C’était prévu. C’est une majorité sortante dans la plupart des Régions et cette alliance est sur les rails depuis longtemps : cela rappelle la gauche plurielle de 1997.
Il y a quand même quelques points de friction dans les Régions…
Les négociations à propos des places sur les listes sont tout ce qu’il y a de plus classique : chacun essaie de maximiser son bénéfice. Quant aux enjeux environnementaux, il peut y avoir ici et là des désaccords, par exemple sur les lignes à grande
vitesse.
Les électeurs d’Europe écologie vont-ils massivement se reporter sur les listes communes ?
On peut penser qu’ils vont le faire dans d’excellentes proportions, même si un report électoral n’est jamais parfait.
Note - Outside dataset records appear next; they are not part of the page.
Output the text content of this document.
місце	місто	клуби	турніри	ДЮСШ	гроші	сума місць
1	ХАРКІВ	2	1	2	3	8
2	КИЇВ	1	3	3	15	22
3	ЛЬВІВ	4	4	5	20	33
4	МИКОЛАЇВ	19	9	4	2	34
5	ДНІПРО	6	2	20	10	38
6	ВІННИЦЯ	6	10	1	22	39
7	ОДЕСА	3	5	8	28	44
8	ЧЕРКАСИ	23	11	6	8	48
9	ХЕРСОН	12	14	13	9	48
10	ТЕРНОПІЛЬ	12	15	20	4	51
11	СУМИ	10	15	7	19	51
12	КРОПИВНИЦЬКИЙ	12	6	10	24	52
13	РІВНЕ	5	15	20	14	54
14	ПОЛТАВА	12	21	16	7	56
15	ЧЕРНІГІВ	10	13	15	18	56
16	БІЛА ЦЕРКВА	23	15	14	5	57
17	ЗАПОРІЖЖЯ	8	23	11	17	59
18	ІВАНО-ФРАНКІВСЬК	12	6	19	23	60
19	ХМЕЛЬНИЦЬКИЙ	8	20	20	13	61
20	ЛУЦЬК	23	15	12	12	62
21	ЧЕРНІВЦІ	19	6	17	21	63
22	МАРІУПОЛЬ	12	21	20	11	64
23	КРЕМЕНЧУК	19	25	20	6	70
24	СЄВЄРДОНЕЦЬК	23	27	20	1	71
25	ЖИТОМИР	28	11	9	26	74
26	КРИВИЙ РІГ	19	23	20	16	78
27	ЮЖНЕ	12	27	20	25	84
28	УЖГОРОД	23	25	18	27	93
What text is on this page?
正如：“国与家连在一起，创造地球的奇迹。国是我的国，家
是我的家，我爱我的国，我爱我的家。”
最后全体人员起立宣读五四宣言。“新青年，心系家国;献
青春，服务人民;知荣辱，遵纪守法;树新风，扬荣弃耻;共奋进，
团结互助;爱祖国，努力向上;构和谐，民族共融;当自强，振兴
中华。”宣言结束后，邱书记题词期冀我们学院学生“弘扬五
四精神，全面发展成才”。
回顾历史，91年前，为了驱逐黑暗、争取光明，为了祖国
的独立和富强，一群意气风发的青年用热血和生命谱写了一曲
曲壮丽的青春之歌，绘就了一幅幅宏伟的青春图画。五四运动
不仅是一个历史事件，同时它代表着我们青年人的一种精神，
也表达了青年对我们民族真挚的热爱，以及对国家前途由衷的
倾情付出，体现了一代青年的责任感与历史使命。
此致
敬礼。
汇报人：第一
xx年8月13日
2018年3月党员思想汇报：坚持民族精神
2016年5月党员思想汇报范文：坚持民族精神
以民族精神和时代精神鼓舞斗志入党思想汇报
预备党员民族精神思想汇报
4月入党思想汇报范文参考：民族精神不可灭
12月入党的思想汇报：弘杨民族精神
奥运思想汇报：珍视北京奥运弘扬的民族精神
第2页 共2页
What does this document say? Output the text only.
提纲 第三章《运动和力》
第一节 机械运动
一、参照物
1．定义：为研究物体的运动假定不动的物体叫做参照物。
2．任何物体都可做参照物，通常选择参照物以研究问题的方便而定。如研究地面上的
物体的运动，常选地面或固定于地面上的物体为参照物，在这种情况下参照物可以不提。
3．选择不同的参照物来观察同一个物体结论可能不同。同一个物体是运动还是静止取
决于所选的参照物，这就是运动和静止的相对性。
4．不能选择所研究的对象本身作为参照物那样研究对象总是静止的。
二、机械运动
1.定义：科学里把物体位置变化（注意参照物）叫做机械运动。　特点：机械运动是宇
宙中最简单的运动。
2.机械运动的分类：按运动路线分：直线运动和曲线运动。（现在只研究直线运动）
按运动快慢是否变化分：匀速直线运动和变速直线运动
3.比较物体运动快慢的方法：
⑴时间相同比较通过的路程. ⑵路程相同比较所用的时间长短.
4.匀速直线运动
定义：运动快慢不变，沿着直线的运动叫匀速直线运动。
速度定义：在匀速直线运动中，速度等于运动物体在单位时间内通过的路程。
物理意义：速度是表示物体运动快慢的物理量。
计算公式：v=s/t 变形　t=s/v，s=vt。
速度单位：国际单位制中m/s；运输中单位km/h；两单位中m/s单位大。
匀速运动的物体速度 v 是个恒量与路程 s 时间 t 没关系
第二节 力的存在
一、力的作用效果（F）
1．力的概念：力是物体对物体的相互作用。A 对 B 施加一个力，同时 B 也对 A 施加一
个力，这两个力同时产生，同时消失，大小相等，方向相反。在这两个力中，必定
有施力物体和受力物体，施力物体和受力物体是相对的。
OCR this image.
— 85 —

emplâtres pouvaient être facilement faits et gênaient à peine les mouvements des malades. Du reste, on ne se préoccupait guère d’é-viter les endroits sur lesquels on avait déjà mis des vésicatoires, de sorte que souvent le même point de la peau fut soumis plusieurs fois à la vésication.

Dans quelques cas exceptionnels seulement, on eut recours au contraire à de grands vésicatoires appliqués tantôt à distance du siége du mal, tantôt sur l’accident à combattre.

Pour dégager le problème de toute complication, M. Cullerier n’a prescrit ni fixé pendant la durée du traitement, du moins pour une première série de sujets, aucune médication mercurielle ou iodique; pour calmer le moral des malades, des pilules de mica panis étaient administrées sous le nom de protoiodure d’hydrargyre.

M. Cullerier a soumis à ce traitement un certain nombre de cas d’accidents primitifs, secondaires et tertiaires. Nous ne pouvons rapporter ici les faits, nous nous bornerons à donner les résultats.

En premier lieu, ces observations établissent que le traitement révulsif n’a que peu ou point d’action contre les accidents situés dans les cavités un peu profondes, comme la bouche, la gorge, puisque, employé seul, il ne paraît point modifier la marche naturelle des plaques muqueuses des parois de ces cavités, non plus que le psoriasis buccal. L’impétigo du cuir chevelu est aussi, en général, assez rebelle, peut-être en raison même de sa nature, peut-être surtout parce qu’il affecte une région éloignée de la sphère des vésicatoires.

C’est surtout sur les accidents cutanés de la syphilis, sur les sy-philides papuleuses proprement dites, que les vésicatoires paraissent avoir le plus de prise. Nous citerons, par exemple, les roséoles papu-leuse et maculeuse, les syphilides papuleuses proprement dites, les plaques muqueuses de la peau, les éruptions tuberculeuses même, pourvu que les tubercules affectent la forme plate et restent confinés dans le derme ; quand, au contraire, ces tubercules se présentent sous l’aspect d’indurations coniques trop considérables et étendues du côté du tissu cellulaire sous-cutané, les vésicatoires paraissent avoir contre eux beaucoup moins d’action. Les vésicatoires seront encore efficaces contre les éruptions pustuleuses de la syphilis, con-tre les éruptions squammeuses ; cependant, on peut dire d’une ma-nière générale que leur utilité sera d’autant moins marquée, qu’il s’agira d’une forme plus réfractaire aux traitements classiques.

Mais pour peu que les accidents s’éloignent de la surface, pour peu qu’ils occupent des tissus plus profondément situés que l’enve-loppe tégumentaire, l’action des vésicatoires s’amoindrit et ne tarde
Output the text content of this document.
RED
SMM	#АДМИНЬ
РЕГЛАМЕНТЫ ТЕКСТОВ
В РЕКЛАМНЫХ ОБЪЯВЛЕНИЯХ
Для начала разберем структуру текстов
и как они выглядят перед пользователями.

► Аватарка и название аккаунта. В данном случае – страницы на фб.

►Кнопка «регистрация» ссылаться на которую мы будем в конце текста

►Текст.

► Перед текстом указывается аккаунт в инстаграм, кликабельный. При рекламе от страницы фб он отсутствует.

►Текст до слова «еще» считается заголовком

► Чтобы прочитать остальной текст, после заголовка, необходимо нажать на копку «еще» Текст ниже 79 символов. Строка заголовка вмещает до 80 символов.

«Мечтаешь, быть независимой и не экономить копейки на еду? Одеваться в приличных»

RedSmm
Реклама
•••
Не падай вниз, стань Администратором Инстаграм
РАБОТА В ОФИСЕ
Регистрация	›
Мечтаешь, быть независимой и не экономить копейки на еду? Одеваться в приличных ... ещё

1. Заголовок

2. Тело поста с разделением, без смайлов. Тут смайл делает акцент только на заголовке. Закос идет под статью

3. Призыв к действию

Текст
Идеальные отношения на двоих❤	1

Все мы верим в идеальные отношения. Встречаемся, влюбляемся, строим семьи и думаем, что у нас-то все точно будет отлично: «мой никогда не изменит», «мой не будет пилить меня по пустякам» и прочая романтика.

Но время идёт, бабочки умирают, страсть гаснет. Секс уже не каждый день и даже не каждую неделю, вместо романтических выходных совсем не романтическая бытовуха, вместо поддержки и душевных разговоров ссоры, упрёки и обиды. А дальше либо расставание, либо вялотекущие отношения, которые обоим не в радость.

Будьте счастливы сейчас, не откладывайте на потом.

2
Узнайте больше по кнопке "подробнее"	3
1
Chez les Verts, d’après les sondages, il peut y en avoir 10 % qui vont se
reporter à droite.
Le paysage à gauche est-il bouleversé par les résultats de ce premier tour ?
Il est différent dans la mesure où le score de la gauche est à une hauteur jamais vue depuis quasiment trente ans. Et la composition de cette gauche n’est plus la même que celle de la gauche plurielle, où le PS était très dominant avec deux alliés pesant à peu près autant, le PC et les Verts. Là, c’est très déséquilibré puisque le Front de gauche est plutôt à 6 % et les écologistes à 12 %. Cela change le centre de gravité. Le bon résultat d’Europe écologie met la pression sur le PS : les écologistes sont en droit d’en demander davantage. Cest surtout important pour la suite. Il reste deux ans pour tenter de s’entendre sur un programme et sur les éventuelles circonscritptions réservées aux écologistes en 2012.